In a world where infants are learning to interact with iPads before they can even speak, it was only a matter of time before someone made it their mission to put the high-tech into toys.
French company Parrot -- which makes hands-free Bluetooth phone kits for your car as well as civil drones for use in mining and other industries -- has created today’s answer to the remote control car of yesteryear.
The ‘Rolling Spider’ can fly up to 20 metres and do loop-the-loops, while the ‘Jumping Sumo’ can backflip up to 80cm onto a table.
All you need to drive one of these ‘mini-drones’ is your smartphone or tablet (and the rechargeable battery that comes with it).
Mission control comes in the form of the FreeFlight 3 app, which is downloadable for free on Android, iOS and, from October, Windows 8.3 mobile devices.
But while the intuitive app allows you to demonstrate complex acrobatics with a simple tap, swipe or tilt of your mobile device, what’s going on inside these little critters is every bit as high-tech as their bigger brother, the Parrot AR.Drone.

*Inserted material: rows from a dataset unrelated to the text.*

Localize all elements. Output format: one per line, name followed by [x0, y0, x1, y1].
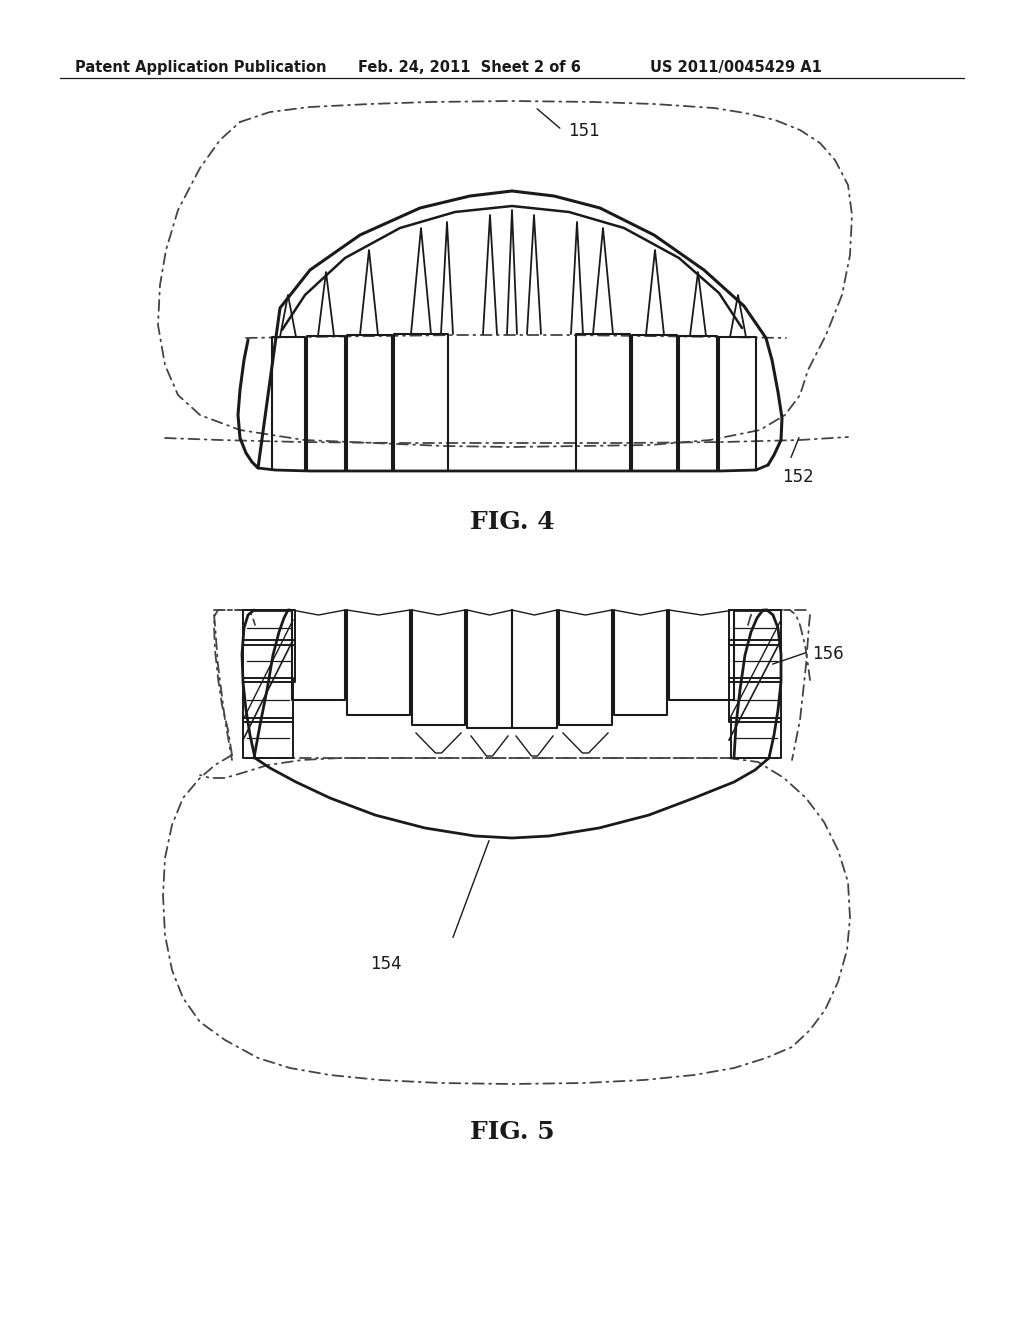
Text: FIG. 5: FIG. 5	[470, 1119, 554, 1144]
Text: 156: 156	[812, 645, 844, 663]
Text: 151: 151	[568, 121, 600, 140]
Text: Feb. 24, 2011  Sheet 2 of 6: Feb. 24, 2011 Sheet 2 of 6	[358, 59, 581, 75]
Text: Patent Application Publication: Patent Application Publication	[75, 59, 327, 75]
Text: 152: 152	[782, 469, 814, 486]
Text: US 2011/0045429 A1: US 2011/0045429 A1	[650, 59, 822, 75]
Text: 154: 154	[370, 954, 401, 973]
Text: FIG. 4: FIG. 4	[470, 510, 554, 535]
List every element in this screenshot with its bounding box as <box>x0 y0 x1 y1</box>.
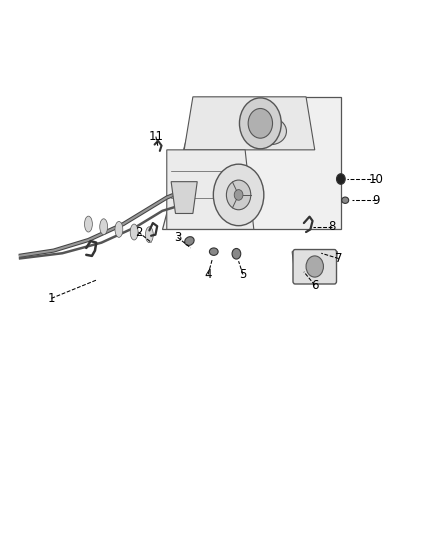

Using Bluetooth to talk to your mobile device’s accelerometer, the Rolling Spider’s vertical camera compares images every 16 milliseconds to determine its flying speed. It uses ultrasound to analyse flight altitude up to four metres -- above that, height is controlled by a pressure sensor.
Super-light at 55g, it can do acrobatics such as 360 flips and, when the included pair of wheels are attached, can “defy gravity” by rolling up the wall and across the ceiling.
“There are a lot of sensors in the product -- it’s a very intelligent product, it’s very easy to pilot and it’s very responsive, all of which are very challenging from a robotics perspective,” says Parrot managing director JPAC Chris Roberts.
Jumping Sumo: Packed with personality
Meanwhile, the Jumping Sumo doesn’t fly but is highly agile and packed full of personality. It includes a set of stickers to customise facial expressions and has three sound profiles to choose from: robot, insect or animal. Its eyes flash red or green depending on whether it’s ready to ‘play’, and it reacts to human touch.
Controlled via Wi-Fi rather than Bluetooth and utilising a patented spring-mounted system, the Jumping Sumo always lands back on its wheels and can travel up to 50 metres compared to the Rolling Spider’s 20 metres. It also sports a front-facing camera that can stream video or send images directly back to the app on your mobile device.
All that technology packed into these tiny toys is the result of years of research and development, with 50 per cent of Parrot’s 900-strong global staff dedicated to R&D.
Roberts says the vision for developing the mini-drones began in 2005 with a Bluetooth-controlled car that had an embedded camera.
“Over five years that evolved with the evolution of the smartphone into the AR.Drone which was the first consumer-based quadricopter, which we launched in 2010,” Roberts says.
Depending on which model you buy, the AR.Drone -- which Parrot has sold around 700,000 of -- costs up to $500. With these new toys however, Parrot has brought the price of its consumer drones down to $139 (Rolling Spider) and $219 (Jumping Sumo).
“We’re putting technology into toys because this is about having fun, getting kids off the couch and getting families to do something together,” Roberts says.
That proposition is certainly compelling and these little critters are affordable and compact enough to fill many a stocking this Christmas.
But with a fairly short battery life (eight to 12 minutes for the Rolling Spider and 20 minutes for the Jumping Sumo) it will be a case of wait-and-see as to what Parrot will achieve with its next generation of mini-drones.